NFT holders can now receive a part of song streaming revenue.
anotherblock, a blockchain-based music rights marketplace established in 2021, has collaborated with electronic dance music artist R3HAB and musician Laidback Luke to release a single with a goal to “democratize music rights”.
According to the press release shared on August 19th, the single “Weekend on a Tuesday” will be a unique project giving NFT holders a chance to receive a part of the song’s streaming revenue.
In total, anotherblock is set to sell 250 NFTs, retailing for $87, each. As a way to democratize music rights, the company will give non-fungible token (NFT) holders a 0,02% of streaming revenues. The NFT owners are able to view their revenue and the price of their NFT in real-time through anotherblock’s tracking tool.
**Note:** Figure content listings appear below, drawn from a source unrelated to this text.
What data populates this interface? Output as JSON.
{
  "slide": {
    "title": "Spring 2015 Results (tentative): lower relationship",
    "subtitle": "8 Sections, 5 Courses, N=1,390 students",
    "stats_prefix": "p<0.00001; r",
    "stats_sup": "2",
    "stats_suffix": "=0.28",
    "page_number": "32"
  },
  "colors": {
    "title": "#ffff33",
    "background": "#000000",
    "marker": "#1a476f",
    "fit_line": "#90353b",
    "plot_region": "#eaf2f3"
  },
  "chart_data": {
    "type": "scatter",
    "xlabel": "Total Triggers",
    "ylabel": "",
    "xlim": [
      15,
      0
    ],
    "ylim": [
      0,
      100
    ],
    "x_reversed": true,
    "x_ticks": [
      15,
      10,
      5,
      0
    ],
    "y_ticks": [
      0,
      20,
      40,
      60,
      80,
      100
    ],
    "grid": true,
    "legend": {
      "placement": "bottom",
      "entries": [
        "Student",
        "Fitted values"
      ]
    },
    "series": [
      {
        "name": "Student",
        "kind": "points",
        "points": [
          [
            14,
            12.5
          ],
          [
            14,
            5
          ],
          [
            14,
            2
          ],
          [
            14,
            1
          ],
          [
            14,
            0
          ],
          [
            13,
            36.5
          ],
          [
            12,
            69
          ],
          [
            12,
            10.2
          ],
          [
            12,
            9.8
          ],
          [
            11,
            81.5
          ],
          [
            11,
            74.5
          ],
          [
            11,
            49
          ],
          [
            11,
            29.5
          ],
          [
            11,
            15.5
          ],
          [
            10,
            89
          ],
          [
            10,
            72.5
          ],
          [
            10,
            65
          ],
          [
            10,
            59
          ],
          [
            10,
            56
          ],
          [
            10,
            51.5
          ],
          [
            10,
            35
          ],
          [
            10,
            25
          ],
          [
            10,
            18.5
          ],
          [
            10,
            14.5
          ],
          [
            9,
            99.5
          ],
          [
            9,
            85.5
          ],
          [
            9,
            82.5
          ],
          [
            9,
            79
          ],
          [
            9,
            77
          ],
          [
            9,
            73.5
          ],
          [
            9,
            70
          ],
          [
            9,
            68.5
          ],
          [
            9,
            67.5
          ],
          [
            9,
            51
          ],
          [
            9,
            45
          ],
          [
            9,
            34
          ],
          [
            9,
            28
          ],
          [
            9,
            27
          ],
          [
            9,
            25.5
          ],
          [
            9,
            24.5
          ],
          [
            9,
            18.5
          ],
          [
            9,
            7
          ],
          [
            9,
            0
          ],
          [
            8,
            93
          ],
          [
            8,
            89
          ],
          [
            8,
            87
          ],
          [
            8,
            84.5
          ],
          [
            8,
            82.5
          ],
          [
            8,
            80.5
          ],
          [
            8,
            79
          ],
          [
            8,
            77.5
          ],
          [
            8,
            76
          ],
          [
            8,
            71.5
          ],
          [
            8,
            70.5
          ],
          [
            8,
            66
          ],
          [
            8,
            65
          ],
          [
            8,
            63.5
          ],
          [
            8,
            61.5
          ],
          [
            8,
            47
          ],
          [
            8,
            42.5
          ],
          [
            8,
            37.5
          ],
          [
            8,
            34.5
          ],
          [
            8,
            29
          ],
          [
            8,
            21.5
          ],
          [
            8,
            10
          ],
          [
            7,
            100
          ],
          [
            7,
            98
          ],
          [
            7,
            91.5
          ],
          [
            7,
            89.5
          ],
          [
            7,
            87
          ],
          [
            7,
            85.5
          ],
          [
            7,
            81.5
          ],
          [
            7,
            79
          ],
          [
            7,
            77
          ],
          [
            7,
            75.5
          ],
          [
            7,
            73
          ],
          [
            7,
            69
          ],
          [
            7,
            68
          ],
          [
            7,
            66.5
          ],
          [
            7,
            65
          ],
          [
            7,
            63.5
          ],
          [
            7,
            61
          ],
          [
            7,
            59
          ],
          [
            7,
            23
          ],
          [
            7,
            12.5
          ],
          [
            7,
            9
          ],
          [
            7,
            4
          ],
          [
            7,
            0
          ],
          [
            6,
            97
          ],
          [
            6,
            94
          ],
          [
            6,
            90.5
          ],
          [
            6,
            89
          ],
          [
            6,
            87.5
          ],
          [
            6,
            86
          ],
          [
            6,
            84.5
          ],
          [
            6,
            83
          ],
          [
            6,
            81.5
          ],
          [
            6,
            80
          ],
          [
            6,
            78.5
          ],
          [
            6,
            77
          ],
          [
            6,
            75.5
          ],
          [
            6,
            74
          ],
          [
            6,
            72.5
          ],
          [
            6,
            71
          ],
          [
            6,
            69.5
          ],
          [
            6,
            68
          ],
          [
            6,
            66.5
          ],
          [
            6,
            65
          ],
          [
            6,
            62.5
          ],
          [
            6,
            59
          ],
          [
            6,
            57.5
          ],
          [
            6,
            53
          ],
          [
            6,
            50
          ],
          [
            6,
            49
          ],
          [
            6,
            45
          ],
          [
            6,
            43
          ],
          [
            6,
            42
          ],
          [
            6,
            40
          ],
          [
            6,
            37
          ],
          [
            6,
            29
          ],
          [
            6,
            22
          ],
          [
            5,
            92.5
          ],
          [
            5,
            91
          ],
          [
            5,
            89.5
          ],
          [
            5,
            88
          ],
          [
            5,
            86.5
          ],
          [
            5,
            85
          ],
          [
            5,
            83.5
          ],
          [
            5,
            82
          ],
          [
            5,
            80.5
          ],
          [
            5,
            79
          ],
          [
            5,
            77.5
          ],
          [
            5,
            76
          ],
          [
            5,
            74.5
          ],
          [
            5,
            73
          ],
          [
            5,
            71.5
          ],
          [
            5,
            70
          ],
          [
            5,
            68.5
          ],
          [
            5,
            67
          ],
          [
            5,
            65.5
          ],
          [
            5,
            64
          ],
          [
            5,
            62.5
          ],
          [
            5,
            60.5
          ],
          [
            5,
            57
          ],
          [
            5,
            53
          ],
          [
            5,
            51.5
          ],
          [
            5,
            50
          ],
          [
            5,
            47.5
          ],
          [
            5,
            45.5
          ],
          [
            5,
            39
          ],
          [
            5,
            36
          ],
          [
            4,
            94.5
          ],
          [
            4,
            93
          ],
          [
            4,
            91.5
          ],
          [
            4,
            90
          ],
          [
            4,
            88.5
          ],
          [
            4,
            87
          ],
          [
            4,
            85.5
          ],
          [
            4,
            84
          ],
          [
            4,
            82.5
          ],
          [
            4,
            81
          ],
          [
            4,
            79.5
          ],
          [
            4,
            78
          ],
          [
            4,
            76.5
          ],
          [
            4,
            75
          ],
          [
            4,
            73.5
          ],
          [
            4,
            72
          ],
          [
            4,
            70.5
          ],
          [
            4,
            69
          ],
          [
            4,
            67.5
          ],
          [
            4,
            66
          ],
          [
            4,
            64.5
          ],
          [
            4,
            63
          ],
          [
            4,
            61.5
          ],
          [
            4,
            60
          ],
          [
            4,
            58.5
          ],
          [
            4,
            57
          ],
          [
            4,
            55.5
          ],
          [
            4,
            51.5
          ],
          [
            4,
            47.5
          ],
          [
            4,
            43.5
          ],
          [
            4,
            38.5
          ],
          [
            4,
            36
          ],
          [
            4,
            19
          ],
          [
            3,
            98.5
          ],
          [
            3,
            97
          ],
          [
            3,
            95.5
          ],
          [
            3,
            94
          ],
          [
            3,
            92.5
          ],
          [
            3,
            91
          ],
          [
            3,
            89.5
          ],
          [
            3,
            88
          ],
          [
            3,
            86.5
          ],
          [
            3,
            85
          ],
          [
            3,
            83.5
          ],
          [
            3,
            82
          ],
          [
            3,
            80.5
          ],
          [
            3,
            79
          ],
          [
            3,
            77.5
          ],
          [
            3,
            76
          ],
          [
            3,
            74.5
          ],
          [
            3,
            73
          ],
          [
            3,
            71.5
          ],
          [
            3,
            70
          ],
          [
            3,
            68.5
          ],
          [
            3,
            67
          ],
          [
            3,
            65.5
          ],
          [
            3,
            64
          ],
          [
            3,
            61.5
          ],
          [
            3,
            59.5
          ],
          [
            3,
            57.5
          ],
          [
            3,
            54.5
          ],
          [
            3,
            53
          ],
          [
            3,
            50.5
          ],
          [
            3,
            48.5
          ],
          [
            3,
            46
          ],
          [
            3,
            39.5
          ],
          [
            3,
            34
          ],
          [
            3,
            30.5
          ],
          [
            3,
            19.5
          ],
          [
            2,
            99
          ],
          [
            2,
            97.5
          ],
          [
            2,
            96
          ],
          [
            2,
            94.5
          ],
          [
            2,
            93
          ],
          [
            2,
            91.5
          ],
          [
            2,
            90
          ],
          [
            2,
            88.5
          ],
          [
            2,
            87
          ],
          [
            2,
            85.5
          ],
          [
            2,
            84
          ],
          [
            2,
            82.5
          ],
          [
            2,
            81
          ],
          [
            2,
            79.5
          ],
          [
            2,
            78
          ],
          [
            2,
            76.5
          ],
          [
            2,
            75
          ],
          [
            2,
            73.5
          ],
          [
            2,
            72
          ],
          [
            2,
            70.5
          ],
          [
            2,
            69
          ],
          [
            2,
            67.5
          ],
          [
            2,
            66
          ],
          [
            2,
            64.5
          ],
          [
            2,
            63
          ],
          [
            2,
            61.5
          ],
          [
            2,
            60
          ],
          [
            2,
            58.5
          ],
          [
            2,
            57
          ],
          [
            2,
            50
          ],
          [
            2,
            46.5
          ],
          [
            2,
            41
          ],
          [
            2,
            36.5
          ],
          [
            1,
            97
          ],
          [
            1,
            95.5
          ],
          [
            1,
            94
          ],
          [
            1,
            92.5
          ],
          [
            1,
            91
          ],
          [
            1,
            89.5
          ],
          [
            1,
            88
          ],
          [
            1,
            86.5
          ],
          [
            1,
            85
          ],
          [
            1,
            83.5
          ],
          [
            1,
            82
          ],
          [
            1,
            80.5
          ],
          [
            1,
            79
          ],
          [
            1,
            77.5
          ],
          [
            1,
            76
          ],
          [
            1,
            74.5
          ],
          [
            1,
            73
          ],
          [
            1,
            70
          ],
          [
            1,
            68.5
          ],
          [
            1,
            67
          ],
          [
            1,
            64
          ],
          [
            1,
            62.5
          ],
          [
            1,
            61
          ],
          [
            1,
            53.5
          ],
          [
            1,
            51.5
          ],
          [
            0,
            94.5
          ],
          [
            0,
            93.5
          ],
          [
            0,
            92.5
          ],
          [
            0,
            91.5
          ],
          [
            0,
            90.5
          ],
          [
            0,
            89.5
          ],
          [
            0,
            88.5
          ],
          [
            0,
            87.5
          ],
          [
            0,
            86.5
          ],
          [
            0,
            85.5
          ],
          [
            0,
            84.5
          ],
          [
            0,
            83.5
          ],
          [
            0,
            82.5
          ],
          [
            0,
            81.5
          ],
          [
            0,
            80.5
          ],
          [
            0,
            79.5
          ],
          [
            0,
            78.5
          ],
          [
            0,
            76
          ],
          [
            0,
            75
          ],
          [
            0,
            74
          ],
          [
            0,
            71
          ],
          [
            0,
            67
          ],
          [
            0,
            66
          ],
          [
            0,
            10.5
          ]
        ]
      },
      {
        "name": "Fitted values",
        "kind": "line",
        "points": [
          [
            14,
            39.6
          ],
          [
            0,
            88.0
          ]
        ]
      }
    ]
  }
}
The August 19th release is the first time anotherblock is launching its services. When commenting on the idea to join music and NFTs, anotherblock co-founder and CEO Michel D. Traore said:
Music NFTs should combine the amazing worlds that artists create, the color, feeling, emotional connection, with a whole new approach to music purchases, royalties, and fan experiences.
Nevertheless, the co-founder notes that the idea to democratize music rights came from the realization that music gains value only when it is in the hands of the listener.
“Music rights’ value is created by people loving and listening to the music, and doing things with it. Why shouldn’t [they] be able to own rights if they create the value by listening to it. They should be able to get some of the upside as well,” said Michel D. Traore.
According to the latest news, the NFTs have sold out within an hour after announcing a pre-sale.
In previous months, the music industry has been showered with NFT launches. At the beginning of August, Devon-based rock band Muse launched an NFT album called “Will of the People”. On the other hand, on July 26th, the green NFT marketplace OneOf launched an NFT collection to pay a tribute to American rapper The Notorious B.I.G.